O emprego das Forças Armadas nas questões de ordem pública e o Estado Democrático de Direito

A sociedade brasileira vem enfrentando sérias dificuldades em razão do aumento da violência e dos impostos, que a cada dia comprometem ainda mais a renda do trabalhador brasileiro. Em tempos de crise, a insegurança é uma realidade representada pelo crescimento do número de crimes contra à pessoa, o patrimônio, entre outros. Por força destes fatos, alguns setores defendem a utilização das Forças Armadas nas atividades de segurança pública.

O caos vivenciado pela vizinha Colômbia, que possui um dos mais elevados índices de homicídios, é um indicador de que a sociedade deve estar atenta para o aumento da criminalidade e o combate a corrupção, que aumentam o custo de vida e muitas vezes afastam os investimentos internacionais em um mercado extremamente competitivo. A corrupção também deve ser considerada como sendo um crime hediondo sem direito aos benefícios de progressão de regime e liberdade provisória com ou sem fiança.

A Constituição Federal, que deve ser a lei fundamental do Estado de Direito e estar sujeita a modificações limitadas, diferentemente das mais de cinqüenta Emendas do texto constitucional, traz a competência de cada órgão responsável pela segurança, nacional ou pública. A divisão de atribuições existe como forma de se evitar eventuais conflitos, que em nada contribuem para a manutenção da ordem e dos direitos fundamentais do cidadão.

A atividade policial no Brasil está sendo repensada e vem sofrendo várias críticas em decorrência do aumento da violência. As forças policiais atuam no combate aos efeitos da violência, sendo que as causas primárias ainda vêm sendo combatidas com timidez, apresentando resultados modestos.
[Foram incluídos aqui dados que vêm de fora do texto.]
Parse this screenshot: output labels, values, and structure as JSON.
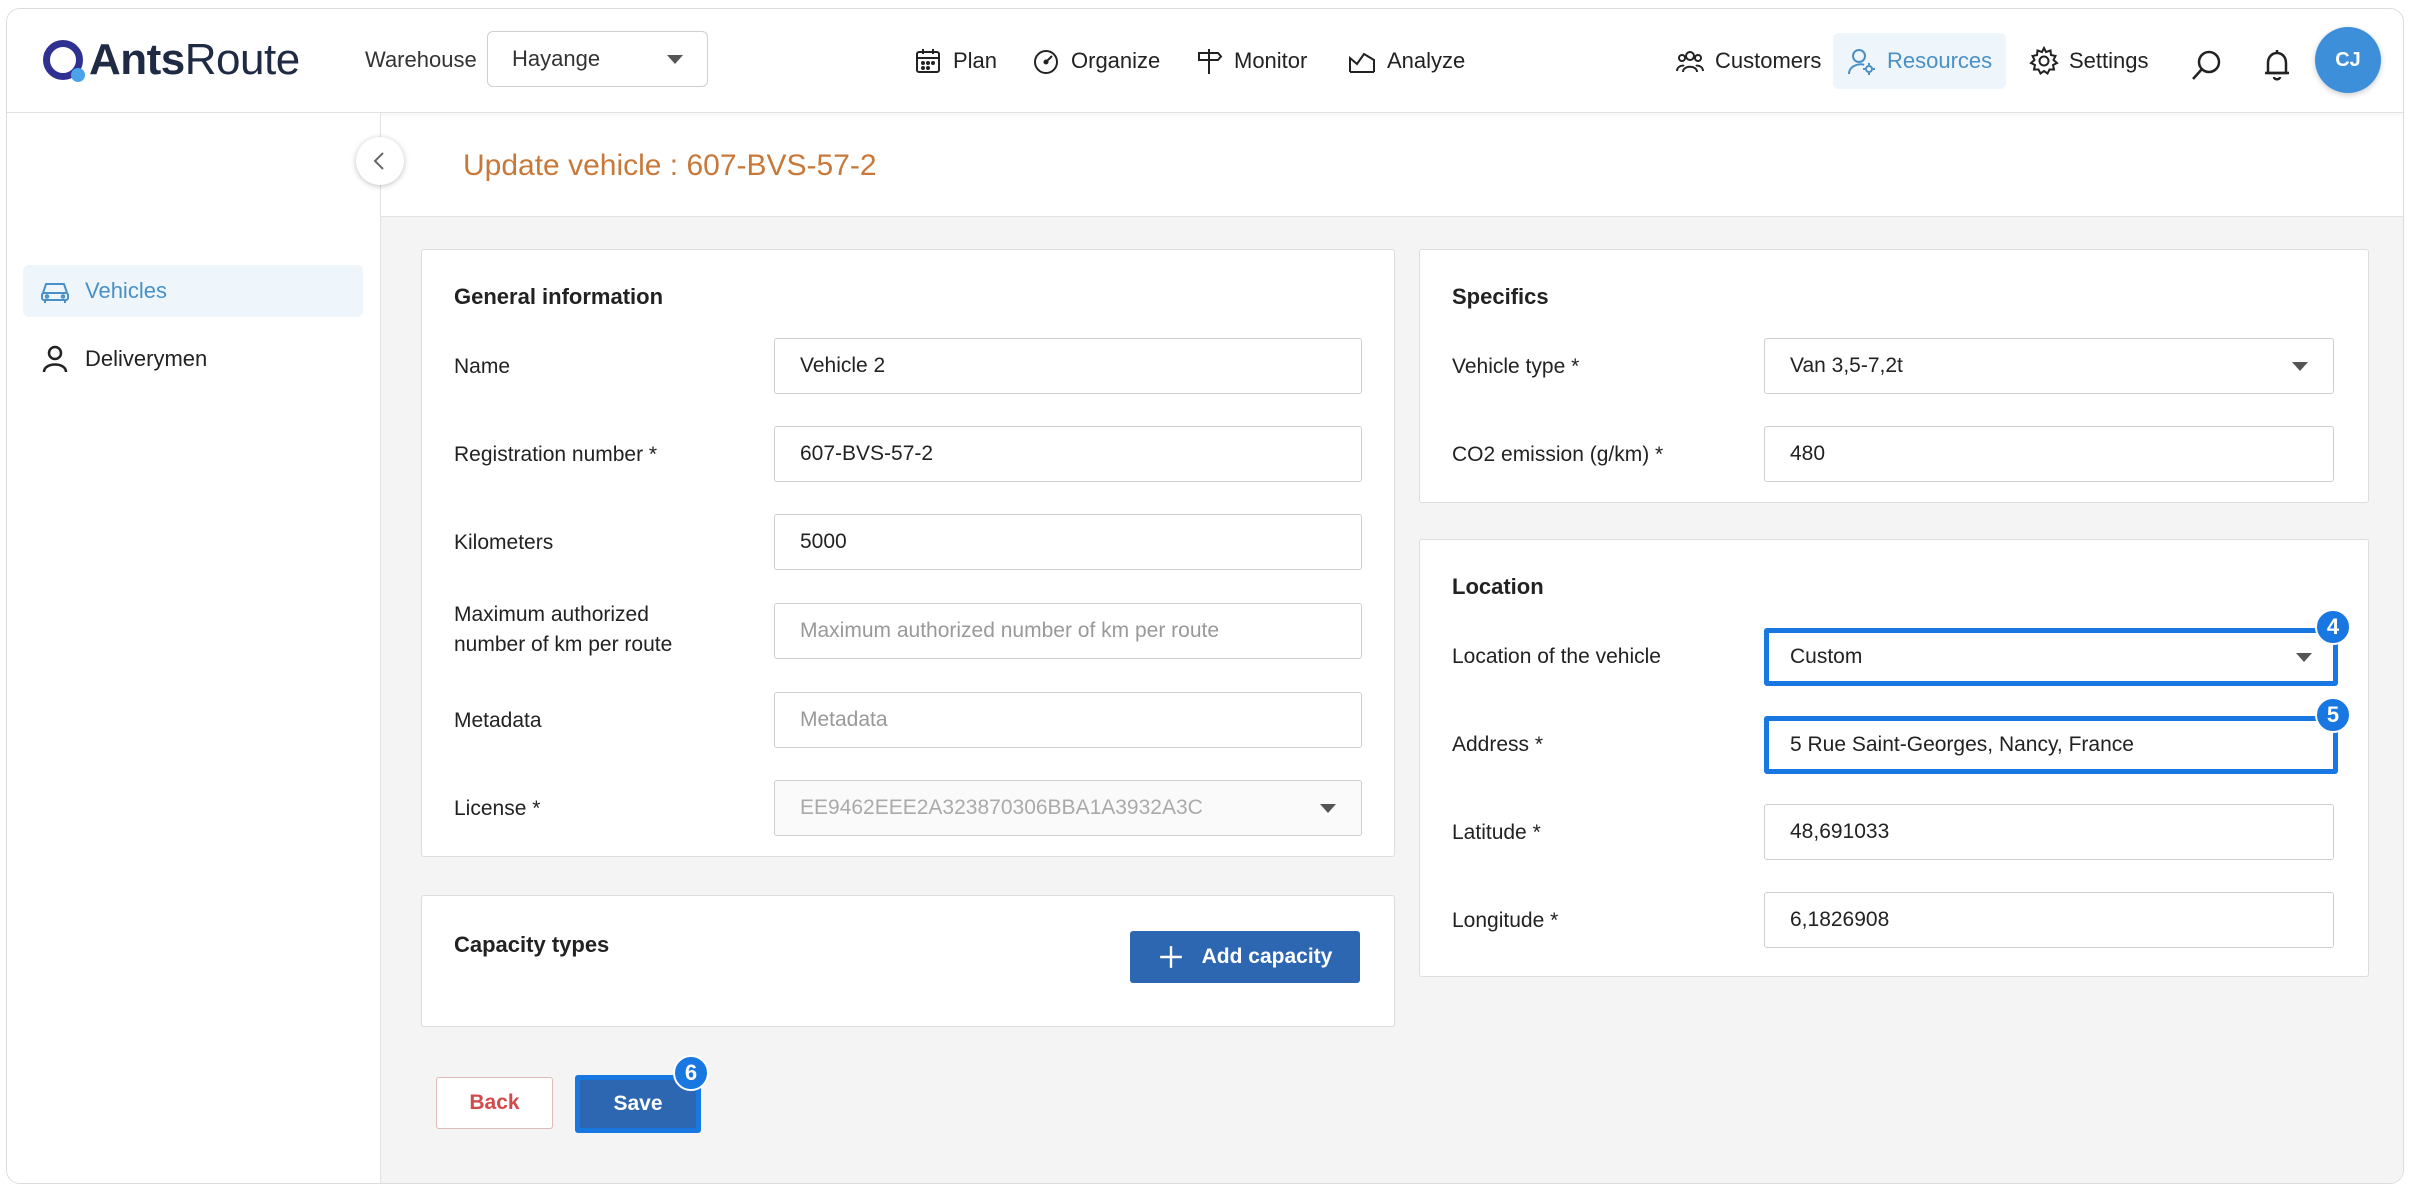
{
  "header": {
    "logo_bold": "Ants",
    "logo_light": "Route",
    "warehouse_label": "Warehouse",
    "warehouse_value": "Hayange",
    "nav": {
      "plan": "Plan",
      "organize": "Organize",
      "monitor": "Monitor",
      "analyze": "Analyze",
      "customers": "Customers",
      "resources": "Resources",
      "settings": "Settings"
    },
    "avatar_initials": "CJ"
  },
  "sidebar": {
    "items": [
      {
        "label": "Vehicles",
        "icon": "car-icon",
        "active": true
      },
      {
        "label": "Deliverymen",
        "icon": "person-icon",
        "active": false
      }
    ]
  },
  "page": {
    "title": "Update vehicle : 607-BVS-57-2"
  },
  "general": {
    "title": "General information",
    "name_label": "Name",
    "name_value": "Vehicle 2",
    "reg_label": "Registration number *",
    "reg_value": "607-BVS-57-2",
    "km_label": "Kilometers",
    "km_value": "5000",
    "maxkm_label_1": "Maximum authorized",
    "maxkm_label_2": "number of km per route",
    "maxkm_placeholder": "Maximum authorized number of km per route",
    "metadata_label": "Metadata",
    "metadata_placeholder": "Metadata",
    "license_label": "License *",
    "license_value": "EE9462EEE2A323870306BBA1A3932A3C"
  },
  "capacity": {
    "title": "Capacity types",
    "add_label": "Add capacity"
  },
  "specifics": {
    "title": "Specifics",
    "type_label": "Vehicle type *",
    "type_value": "Van 3,5-7,2t",
    "co2_label": "CO2 emission (g/km) *",
    "co2_value": "480"
  },
  "location": {
    "title": "Location",
    "loc_label": "Location of the vehicle",
    "loc_value": "Custom",
    "address_label": "Address *",
    "address_value": "5 Rue Saint-Georges, Nancy, France",
    "lat_label": "Latitude *",
    "lat_value": "48,691033",
    "lng_label": "Longitude *",
    "lng_value": "6,1826908"
  },
  "actions": {
    "back_label": "Back",
    "save_label": "Save"
  },
  "badges": {
    "loc": "4",
    "address": "5",
    "save": "6"
  },
  "colors": {
    "accent": "#4a90c6",
    "title_orange": "#c8793a",
    "primary_button": "#2e67b1",
    "highlight": "#1877e0",
    "back_red": "#d24b4b"
  }
}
Afinal, em razão do aumento da corrupção, faltam recursos para uma política de saúde, controle de natalidade, melhoria da educação, e investimento na geração de novos empregos, sem os quais o país não alcançará uma melhoria nos índices avaliados pela Organização das Nações Unidas.

O enfraquecimento da lei, que é o instrumento escolhido pela sociedade para a convivência dos diversos grupos sociais em paz e harmonia, leva ao suicídio do Estado e o fortalecimento dos poderes paralelos representados na maioria das vezes pelos cidadãos infratores, os quais não respeitam a ordem e as instituições previamente estabelecidas.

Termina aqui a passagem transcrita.